A widget that behaves like a teammate
The widget is the part of website shoppers actually see. It has to load fast on a host site without breaking it, present answers richly enough to feel like a storefront feature instead of a bolted-on bot, and step aside cleanly when the owner wants to take the conversation over. This section covers how the widget is embedded, what it knows about the page it's running on, and what handoff between bot and human looks like.
The widget ships as a single script tag the store owner pastes into their site. The script injects a launcher button on the page; clicking it opens the chat in an iframe. The iframe is doing real work here. It keeps the host site's CSS and JavaScript from interfering with the widget, and the widget from interfering with the storefront. The owner doesn't have to think about CSS conflicts or namespacing.
The widget also reads the page it's loaded on. A shopper who opens the chat from a product page and asks "what do you think about this" gets an answer about that specific product, without having to type its name. The same applies to category pages, blog posts, and anything else with a clear subject. The chat behaves like a colleague who walked up while the shopper was looking at something, not like a search box that just lost the thread.
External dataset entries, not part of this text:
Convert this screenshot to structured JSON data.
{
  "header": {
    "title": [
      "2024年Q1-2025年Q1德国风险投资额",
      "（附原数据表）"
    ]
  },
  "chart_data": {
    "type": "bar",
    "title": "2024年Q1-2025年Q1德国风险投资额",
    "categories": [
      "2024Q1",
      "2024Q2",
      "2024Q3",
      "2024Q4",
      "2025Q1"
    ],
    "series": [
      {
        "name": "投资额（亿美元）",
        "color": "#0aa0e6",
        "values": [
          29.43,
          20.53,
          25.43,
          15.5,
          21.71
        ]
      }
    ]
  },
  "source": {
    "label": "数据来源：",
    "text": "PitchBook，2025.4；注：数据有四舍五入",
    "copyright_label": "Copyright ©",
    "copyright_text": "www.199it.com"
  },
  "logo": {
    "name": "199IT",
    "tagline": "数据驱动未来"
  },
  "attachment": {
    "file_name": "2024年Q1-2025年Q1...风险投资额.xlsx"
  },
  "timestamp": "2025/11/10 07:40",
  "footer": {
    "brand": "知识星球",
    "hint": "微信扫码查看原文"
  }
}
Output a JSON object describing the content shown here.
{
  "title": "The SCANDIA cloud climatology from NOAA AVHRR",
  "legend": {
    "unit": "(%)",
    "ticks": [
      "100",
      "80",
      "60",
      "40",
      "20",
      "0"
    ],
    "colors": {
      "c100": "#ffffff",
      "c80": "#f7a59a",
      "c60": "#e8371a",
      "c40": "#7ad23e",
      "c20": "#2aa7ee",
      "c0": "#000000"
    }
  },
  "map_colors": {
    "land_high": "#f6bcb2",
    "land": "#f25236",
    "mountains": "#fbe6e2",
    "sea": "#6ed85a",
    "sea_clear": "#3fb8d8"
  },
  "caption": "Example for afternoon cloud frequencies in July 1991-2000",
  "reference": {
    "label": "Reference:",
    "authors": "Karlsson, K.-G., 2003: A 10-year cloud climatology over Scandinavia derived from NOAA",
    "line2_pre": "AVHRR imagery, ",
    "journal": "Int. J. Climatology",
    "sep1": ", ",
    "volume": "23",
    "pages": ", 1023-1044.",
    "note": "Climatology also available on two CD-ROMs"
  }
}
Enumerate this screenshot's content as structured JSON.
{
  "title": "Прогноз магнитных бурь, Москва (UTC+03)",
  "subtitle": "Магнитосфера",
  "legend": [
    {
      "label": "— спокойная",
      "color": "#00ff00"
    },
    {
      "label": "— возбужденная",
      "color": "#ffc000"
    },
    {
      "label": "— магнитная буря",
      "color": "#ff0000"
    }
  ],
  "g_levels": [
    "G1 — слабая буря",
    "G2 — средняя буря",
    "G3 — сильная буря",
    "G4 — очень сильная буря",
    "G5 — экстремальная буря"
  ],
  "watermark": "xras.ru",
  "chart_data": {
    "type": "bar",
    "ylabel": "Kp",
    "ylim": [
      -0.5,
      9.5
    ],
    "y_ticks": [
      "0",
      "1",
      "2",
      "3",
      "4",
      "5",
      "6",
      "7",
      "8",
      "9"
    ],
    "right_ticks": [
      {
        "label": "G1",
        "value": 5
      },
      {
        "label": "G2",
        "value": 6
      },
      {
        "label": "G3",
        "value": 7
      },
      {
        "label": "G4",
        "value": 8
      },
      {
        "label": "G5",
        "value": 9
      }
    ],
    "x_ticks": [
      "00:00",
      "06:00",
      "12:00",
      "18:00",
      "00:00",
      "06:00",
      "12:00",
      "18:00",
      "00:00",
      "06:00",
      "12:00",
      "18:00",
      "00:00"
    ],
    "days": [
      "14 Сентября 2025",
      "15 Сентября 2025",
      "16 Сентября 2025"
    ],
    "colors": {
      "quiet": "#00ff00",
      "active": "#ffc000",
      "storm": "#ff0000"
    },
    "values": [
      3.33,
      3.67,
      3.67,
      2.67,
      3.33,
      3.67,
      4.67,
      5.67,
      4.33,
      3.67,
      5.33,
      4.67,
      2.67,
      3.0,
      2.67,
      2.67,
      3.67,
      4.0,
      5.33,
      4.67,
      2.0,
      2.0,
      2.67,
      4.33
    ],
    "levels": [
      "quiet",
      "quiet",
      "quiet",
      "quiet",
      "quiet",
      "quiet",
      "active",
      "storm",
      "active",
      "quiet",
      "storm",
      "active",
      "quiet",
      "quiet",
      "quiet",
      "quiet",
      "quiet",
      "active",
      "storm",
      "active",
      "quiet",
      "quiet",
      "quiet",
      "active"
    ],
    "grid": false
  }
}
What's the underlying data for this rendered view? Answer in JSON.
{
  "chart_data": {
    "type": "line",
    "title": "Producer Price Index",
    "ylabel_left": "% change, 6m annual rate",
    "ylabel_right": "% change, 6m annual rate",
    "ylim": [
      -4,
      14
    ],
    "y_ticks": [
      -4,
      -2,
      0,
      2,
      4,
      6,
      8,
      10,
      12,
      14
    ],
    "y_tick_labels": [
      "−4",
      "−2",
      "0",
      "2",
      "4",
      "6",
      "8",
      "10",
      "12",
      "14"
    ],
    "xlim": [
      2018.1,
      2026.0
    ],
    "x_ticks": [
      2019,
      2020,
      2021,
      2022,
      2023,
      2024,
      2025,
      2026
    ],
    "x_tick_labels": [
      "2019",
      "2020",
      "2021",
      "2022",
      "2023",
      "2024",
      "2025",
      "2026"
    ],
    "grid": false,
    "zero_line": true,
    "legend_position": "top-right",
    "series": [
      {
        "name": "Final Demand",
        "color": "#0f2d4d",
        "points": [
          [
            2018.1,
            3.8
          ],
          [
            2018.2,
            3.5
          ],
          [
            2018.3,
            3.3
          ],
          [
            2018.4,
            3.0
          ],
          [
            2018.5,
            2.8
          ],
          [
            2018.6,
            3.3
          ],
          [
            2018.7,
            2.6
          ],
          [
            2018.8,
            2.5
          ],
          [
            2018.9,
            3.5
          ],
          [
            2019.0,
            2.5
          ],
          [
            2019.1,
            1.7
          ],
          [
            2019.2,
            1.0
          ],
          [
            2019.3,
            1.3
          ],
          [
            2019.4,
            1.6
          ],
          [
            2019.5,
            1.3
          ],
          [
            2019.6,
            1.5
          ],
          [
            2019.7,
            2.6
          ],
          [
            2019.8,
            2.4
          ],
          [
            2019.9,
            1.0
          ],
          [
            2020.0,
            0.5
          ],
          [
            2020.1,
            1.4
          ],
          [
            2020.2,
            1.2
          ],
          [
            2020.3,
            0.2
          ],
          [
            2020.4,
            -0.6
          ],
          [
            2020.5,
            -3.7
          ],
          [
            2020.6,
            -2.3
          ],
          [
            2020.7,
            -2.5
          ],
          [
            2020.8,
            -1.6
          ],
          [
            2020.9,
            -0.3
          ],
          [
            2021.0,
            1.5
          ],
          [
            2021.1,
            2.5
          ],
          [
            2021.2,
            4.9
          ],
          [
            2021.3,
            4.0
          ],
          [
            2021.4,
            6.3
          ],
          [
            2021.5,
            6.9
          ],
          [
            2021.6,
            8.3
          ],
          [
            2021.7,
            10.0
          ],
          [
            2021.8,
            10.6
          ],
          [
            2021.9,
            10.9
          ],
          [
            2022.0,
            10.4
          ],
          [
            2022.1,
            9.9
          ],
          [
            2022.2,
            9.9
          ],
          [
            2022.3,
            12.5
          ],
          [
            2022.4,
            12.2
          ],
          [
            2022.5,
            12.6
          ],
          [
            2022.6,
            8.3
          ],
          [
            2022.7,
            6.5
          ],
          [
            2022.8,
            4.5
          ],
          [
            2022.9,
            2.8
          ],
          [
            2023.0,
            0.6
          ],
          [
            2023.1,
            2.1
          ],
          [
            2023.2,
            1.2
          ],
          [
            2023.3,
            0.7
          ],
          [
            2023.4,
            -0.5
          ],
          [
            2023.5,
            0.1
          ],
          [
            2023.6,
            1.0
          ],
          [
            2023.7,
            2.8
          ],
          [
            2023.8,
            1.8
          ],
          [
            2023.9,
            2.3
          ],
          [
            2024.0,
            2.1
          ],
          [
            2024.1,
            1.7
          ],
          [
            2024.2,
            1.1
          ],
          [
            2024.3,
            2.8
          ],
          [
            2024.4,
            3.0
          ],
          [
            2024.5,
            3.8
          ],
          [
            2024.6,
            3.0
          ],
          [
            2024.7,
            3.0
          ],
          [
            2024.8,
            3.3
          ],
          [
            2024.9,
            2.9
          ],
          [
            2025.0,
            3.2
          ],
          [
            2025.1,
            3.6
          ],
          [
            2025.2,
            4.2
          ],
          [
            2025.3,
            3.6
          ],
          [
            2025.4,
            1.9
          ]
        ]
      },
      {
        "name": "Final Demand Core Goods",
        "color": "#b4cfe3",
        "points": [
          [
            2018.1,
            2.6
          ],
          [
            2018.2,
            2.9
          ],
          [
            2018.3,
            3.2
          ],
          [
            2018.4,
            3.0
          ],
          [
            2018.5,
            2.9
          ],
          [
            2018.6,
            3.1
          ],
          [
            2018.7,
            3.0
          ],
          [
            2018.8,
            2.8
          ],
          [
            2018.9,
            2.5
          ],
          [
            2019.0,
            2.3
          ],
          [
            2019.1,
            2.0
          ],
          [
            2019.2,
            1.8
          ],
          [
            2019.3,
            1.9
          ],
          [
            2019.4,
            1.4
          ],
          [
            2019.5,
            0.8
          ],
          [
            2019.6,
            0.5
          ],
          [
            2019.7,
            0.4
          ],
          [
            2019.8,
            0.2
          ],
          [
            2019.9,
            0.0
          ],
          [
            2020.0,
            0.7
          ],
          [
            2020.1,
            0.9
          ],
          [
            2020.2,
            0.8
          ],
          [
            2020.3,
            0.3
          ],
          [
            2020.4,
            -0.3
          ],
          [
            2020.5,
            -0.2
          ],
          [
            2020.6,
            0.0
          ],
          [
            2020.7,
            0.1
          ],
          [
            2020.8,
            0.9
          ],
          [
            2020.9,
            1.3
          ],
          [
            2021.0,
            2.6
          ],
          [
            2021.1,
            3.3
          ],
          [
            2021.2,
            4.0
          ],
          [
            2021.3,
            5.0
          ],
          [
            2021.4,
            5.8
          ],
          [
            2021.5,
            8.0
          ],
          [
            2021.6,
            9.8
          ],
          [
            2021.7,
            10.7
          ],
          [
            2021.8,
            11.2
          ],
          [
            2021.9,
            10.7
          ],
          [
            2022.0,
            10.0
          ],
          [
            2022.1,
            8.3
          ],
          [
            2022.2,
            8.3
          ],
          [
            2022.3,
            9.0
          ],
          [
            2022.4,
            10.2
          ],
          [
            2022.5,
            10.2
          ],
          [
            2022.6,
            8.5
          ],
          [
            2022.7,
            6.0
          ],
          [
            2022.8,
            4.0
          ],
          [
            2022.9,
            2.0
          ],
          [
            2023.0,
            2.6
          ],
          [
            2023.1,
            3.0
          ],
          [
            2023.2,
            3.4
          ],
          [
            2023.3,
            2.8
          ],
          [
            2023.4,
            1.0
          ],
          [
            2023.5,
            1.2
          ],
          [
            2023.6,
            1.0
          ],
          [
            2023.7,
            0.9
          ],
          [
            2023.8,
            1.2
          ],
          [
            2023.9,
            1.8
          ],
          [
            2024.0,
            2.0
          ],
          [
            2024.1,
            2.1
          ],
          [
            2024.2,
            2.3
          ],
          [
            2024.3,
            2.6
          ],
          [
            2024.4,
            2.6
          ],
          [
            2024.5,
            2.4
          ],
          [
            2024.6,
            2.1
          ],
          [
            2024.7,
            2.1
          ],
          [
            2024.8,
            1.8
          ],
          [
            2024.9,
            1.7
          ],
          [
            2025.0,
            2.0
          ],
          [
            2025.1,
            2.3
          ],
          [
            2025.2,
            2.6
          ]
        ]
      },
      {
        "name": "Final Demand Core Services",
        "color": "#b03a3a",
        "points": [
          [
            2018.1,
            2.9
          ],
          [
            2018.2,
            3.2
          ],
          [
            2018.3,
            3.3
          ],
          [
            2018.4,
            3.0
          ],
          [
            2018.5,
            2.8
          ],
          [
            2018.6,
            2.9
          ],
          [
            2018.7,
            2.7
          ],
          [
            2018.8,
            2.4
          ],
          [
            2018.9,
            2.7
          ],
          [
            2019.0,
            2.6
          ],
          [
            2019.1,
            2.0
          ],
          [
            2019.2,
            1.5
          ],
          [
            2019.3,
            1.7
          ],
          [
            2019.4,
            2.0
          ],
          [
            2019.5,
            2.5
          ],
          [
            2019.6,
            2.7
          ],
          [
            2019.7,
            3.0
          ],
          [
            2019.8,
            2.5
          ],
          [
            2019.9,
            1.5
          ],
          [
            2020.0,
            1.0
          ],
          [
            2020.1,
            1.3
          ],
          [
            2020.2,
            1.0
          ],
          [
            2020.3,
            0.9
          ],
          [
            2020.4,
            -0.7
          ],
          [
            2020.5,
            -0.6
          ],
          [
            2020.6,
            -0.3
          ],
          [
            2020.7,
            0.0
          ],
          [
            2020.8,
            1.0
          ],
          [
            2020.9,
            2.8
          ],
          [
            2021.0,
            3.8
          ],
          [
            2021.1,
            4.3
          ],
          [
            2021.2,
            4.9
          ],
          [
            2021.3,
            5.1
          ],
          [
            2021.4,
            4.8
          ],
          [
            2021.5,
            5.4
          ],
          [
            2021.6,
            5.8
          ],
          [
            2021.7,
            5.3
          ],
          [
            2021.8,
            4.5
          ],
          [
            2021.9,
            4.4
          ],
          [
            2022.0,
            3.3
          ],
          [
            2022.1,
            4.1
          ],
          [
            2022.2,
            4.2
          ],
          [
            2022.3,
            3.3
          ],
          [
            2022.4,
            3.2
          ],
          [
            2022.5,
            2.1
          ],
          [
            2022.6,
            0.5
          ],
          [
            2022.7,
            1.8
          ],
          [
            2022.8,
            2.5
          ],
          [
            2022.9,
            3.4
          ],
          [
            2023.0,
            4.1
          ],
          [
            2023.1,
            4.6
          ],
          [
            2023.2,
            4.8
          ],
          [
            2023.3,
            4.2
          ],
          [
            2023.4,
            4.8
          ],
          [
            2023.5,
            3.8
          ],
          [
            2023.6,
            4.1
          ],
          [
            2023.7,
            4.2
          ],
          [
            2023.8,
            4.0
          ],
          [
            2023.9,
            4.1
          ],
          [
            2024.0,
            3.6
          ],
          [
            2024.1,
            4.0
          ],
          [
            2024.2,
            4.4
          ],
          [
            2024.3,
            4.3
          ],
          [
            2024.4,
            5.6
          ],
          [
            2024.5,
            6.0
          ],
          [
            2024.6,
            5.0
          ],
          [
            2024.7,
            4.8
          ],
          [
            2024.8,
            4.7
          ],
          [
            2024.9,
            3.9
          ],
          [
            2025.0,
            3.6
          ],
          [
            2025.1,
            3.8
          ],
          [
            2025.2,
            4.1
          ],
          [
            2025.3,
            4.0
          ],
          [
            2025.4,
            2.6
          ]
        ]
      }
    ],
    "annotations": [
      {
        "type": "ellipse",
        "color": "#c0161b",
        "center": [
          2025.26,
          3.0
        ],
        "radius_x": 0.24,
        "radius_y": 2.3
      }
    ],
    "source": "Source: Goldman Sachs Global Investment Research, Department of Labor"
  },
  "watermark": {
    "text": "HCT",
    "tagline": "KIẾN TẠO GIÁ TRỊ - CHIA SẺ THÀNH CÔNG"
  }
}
Messages between the agent and the widget travel as structured JSON rather than plain text. That's what lets the chat render product cards with image, title, price, and link, and format outbound links cleanly. The set of things that can be rendered is deliberately small. Cards and links, nothing more. The widget isn't trying to be a second storefront inside the chat.
Conversations resume across page loads. A shopper who asks about returns on one page, navigates to another, and reopens the chat picks up the thread where they left it.
Handoff to a human is the part the section heading was getting at. Owners see every conversation in the inbox as it happens, not just the ones that get flagged. When something needs a person, the owner takes over with one click. The bot stops generating immediately, any reply in progress is cancelled, and no further auto-replies go out until the owner hands the conversation back. The shopper sees a small system message marking the change, the way a messaging app notes a participant entering or leaving. Hiding the handoff would feel deceptive when the tone of the conversation is about to shift. The owner sees exactly what the shopper sees: the full message history, no behind-the-scenes view of what the agent searched for or retrieved. The point is to walk into a conversation as a teammate, not to audit a bot.
Results
Doina has worked on more than 50 eCommerce stores. The deployments span different store sizes, catalog shapes, and underlying platforms, with no two configurations ending up identical. What "customized" means in practice is that each store's chatbot is tuned to its own catalog, voice, and policies entirely through the admin, with no per-store engineering work behind it.
The path from a public storefront to a chatbot that knows it stays the same for every store: paste a URL, watch the ingestion run, embed the widget.